See project scoping discussion with external stakeholders and full description as a Cardano Catalyst Fund8 proposal on the Catalyst platform
Functionalities
- On-board/manage a GPU device in NuNet;
- Run a ML model using the on-boarded GPU device;
- Compensate compute providers with NTX;
- Support data storage providers in NuNet;
- Build GPU clusters to run ML models.
Main Issues
- A GPU ML Prototype: A workflow for running standard ML models with TensorFlow/PyTorch [done]
- Stable workloads: Execution of lengthy ML workloads to ensure stability and feasibility [partially done]
- Rootless Containers: Ability to create rootless containers for GPU ML users [to review]
- Encompassing the entire workflow within the three primary APIs: Telemetry, Tokenomics & Compute [in progress]
Implementation plan
Sequence workflow [in progress] to be based on:
User's Perspective
- Link to ML model (preferably a git repository)
- Whether the model uses PyTorch or TensorFlow - model would run on corresponding container in the onboarded device with exact list of commands
- Where to upload results (e.g. send the results back as JSON or CSV file. This can be sent as text and then parsed on the user's end)
- In the background, DMS will allocate job based on available GPU device
- Estimated CPU & memory usage
- Estimated time for training/inference (an approx.
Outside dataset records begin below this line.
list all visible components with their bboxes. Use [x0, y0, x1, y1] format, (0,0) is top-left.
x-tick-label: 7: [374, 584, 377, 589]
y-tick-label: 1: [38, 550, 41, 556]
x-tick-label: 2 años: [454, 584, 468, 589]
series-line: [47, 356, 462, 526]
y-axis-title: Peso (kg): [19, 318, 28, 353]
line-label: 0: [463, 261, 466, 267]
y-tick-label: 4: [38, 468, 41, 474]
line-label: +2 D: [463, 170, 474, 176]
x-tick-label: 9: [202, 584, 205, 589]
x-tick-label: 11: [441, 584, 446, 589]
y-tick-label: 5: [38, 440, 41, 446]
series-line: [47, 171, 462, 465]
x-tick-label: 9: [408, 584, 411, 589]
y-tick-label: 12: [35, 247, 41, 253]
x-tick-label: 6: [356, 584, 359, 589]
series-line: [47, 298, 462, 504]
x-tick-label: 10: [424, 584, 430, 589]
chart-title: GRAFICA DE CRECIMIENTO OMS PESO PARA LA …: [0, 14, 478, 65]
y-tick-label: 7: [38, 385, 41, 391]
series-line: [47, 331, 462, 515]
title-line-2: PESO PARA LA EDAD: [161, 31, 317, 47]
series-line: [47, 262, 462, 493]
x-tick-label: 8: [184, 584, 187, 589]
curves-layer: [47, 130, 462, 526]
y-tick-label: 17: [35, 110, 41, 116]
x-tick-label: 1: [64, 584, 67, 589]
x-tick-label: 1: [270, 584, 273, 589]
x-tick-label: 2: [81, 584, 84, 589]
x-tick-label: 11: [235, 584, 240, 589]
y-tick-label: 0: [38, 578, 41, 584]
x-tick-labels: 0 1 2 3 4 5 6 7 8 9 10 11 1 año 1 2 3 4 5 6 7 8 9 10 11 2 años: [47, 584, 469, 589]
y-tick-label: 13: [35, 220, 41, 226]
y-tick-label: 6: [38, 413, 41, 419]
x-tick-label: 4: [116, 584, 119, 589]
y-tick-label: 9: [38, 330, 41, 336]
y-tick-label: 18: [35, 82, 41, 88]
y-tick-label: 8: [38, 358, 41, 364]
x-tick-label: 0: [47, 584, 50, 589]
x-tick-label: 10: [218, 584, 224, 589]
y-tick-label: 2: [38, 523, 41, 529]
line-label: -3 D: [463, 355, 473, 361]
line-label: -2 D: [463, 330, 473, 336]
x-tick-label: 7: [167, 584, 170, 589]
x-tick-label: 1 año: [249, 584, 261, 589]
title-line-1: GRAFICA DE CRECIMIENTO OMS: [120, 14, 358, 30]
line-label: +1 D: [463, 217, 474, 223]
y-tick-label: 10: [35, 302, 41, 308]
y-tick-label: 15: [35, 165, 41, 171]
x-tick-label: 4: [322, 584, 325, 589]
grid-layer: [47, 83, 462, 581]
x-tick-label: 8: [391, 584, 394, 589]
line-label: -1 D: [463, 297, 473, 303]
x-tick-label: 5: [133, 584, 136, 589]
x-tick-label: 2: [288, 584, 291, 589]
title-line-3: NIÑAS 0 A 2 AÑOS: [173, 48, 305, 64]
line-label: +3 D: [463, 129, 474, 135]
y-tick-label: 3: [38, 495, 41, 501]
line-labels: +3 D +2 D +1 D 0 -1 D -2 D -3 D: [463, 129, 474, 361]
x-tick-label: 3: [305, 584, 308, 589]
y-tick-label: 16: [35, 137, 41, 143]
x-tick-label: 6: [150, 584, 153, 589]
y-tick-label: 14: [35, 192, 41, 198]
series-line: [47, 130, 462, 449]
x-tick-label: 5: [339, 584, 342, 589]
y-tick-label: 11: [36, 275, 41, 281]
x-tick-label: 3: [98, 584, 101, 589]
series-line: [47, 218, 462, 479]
Maximum)
- User sees estimated NTX corresponding to calculated computational cost (based on 4,5,6 and any other relevant parameters).
- Run Model
- Notify on completion via email/NuNet app
Onboarder's Perspective
- Download a PyTorch or TensorFlow docker image and run a container on the selected GPU node on the NuNet network passing all necessary parameters to the docker container (as the URL of the ML model and any dependencies).
- Compute computational cost based on time taken by the complete sequence of commands/time taken by the user inside the rootless container.